When consumers purchase cars, there is a sliding scale where they receive a rebate for purchasing the most-efficient vehicles and a fee for the least-efficient.
"It widens the price spread between the most- and least-efficient models and...automakers can make more money because there is more technology content in the cars."
With his emphasis on energy efficiency and practical solutions, it's probably not surprising that he, like many other scientists, are wary of geoengineering ideas, such as putting sulfur particles in the air to cool the earth or seed the ocean with iron to stimulate carbon-sequestering algae blooms.
"Geoengineering is pretty scary. We really don't know what we are doing," Lovins said. "On climate science, there's a whole lot we don't know and most of the surprises are bad surprises...When you've got one planet and you've got to keep living there, you don't want to try anything irreversible."
The anxious auto and clean-energy industries have received positive signals from President-elect Barack Obama in the past two days.
In an interview with 60 Minutes broadcast on Sunday, Obama said he intends to pursue a government stimulus package that includes investments to promote clean technologies, even though oil prices have fallen dramatically during 2008.
Interviewer Steve Kroft asked whether cutting oil imports was less important now that the price of oil has plummeted from $147 a barrel earlier this year to under $60.
Obama: It's more important. It may be a little harder politically, but it's more important.Kroft: Why?
Obama: Well, because this has been our pattern. We go from shock to trance. You know, oil prices go up, gas prices at the pump go up, everybody goes into a flurry of activity. And then the prices go back down and suddenly we act like it's not important, and we start, you know filling up our SUVs again.
And, as a consequence, we never make any progress. It's part of the addiction, all right. That has to be broken. Now is the time to break it.
Obama said a consensus exists among policymakers that a stimulus package is required to prop up the deteriorating economy.
Addressing the question of a bailout for cash-strapped U.S. automakers, Obama said that giving them government money with conditions is the best policy.
He said that allowing the U.S. automakers to collapse would be a disaster but that handing them a blank check won't solve the problem. Instead, he said that the various stakeholders need to come up with a plan for a "sustainable auto industry." From the interview:
So my hope is that over the course of the next week, between the White House and Congress, the discussions are shaped around providing assistance but making sure that that assistance is conditioned on labor, management, suppliers, lenders, all the stakeholders coming together with a plan (for) what does a sustainable U.S. auto industry look like? So that we are creating a bridge loan to somewhere as opposed to a bridge loan to nowhere."
Meanwhile, in his weekly radio address on Saturday that was broadcast as a video online, Obama reaffirmed his plans for long-term investments on green energy.
"It means investing $150 billion to build an American green-energy economy that will create 5 million new jobs while freeing our nation from the tyranny of foreign oil and saving our planet for our children," Obama said.

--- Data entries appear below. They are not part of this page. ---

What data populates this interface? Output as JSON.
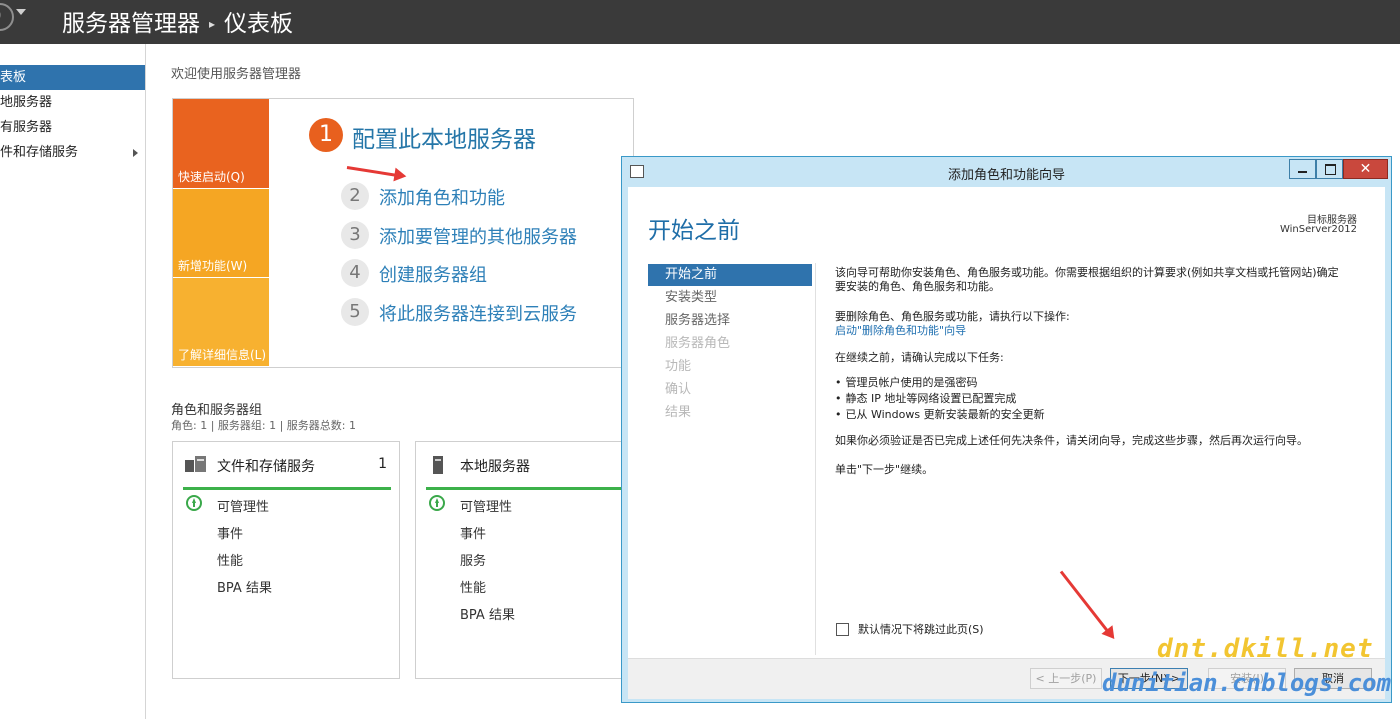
{
  "header": {
    "breadcrumb_app": "服务器管理器",
    "breadcrumb_sep": "▸",
    "breadcrumb_page": "仪表板"
  },
  "sidebar": {
    "items": [
      {
        "label": "仪表板"
      },
      {
        "label": "本地服务器"
      },
      {
        "label": "所有服务器"
      },
      {
        "label": "文件和存储服务"
      }
    ]
  },
  "welcome": {
    "title": "欢迎使用服务器管理器",
    "tiles": {
      "quick_start": "快速启动(Q)",
      "whats_new": "新增功能(W)",
      "learn_more": "了解详细信息(L)"
    },
    "steps": [
      {
        "num": "1",
        "label": "配置此本地服务器"
      },
      {
        "num": "2",
        "label": "添加角色和功能"
      },
      {
        "num": "3",
        "label": "添加要管理的其他服务器"
      },
      {
        "num": "4",
        "label": "创建服务器组"
      },
      {
        "num": "5",
        "label": "将此服务器连接到云服务"
      }
    ]
  },
  "roles": {
    "title": "角色和服务器组",
    "summary": "角色: 1 | 服务器组: 1 | 服务器总数: 1",
    "cards": [
      {
        "title": "文件和存储服务",
        "count": "1",
        "rows": [
          "可管理性",
          "事件",
          "性能",
          "BPA 结果"
        ]
      },
      {
        "title": "本地服务器",
        "count": "",
        "rows": [
          "可管理性",
          "事件",
          "服务",
          "性能",
          "BPA 结果"
        ]
      }
    ]
  },
  "wizard": {
    "title": "添加角色和功能向导",
    "close": "✕",
    "heading": "开始之前",
    "target_label": "目标服务器",
    "target_server": "WinServer2012",
    "nav": [
      {
        "label": "开始之前",
        "state": "current"
      },
      {
        "label": "安装类型",
        "state": "enabled"
      },
      {
        "label": "服务器选择",
        "state": "enabled"
      },
      {
        "label": "服务器角色",
        "state": "disabled"
      },
      {
        "label": "功能",
        "state": "disabled"
      },
      {
        "label": "确认",
        "state": "disabled"
      },
      {
        "label": "结果",
        "state": "disabled"
      }
    ],
    "intro_line1": "该向导可帮助你安装角色、角色服务或功能。你需要根据组织的计算要求(例如共享文档或托管网站)确定",
    "intro_line2": "要安装的角色、角色服务和功能。",
    "remove_text": "要删除角色、角色服务或功能，请执行以下操作:",
    "remove_link": "启动\"删除角色和功能\"向导",
    "before_text": "在继续之前，请确认完成以下任务:",
    "bullets": [
      "管理员帐户使用的是强密码",
      "静态 IP 地址等网络设置已配置完成",
      "已从 Windows 更新安装最新的安全更新"
    ],
    "verify_text": "如果你必须验证是否已完成上述任何先决条件，请关闭向导，完成这些步骤，然后再次运行向导。",
    "continue_text": "单击\"下一步\"继续。",
    "skip_label": "默认情况下将跳过此页(S)",
    "buttons": {
      "prev": "< 上一步(P)",
      "next": "下一步(N) >",
      "install": "安装(I)",
      "cancel": "取消"
    }
  },
  "watermarks": {
    "line1": "dnt.dkill.net",
    "line2": "dunitian.cnblogs.com"
  },
  "colors": {
    "topbar": "#3a3a3a",
    "accent_blue": "#2f73ad",
    "quick_start_tile": "#e9631f",
    "whats_new_tile": "#f5a623",
    "learn_more_tile": "#f7b130",
    "health_green": "#3cb14a",
    "annotation_arrow": "#e53935"
  }
}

Energy and environmental policy were certainly not the top topic of the president-elect's public statements, given the pressing nature of the economic crisis and executing the transition between administrations.
But Obama's recent statements, as well as those from his advisers, indicate that energy remains a high priority. The idea is that an energy policy focused on clean technologies can address environmental problems while stimulating the economy.
"The president-elect will move quickly on climate change," Jason Grumet, a high-level Obama campaign's lead energy and environment adviser, told a conference on carbon trading last week.
In addition to spending on energy infrastructure, Obama's energy plan calls for incentives for energy efficiency, a national renewable energy mandate for utilities, a low-carbon biofuels standard, and a cap-and-trade system for reducing greenhouse gas emissions.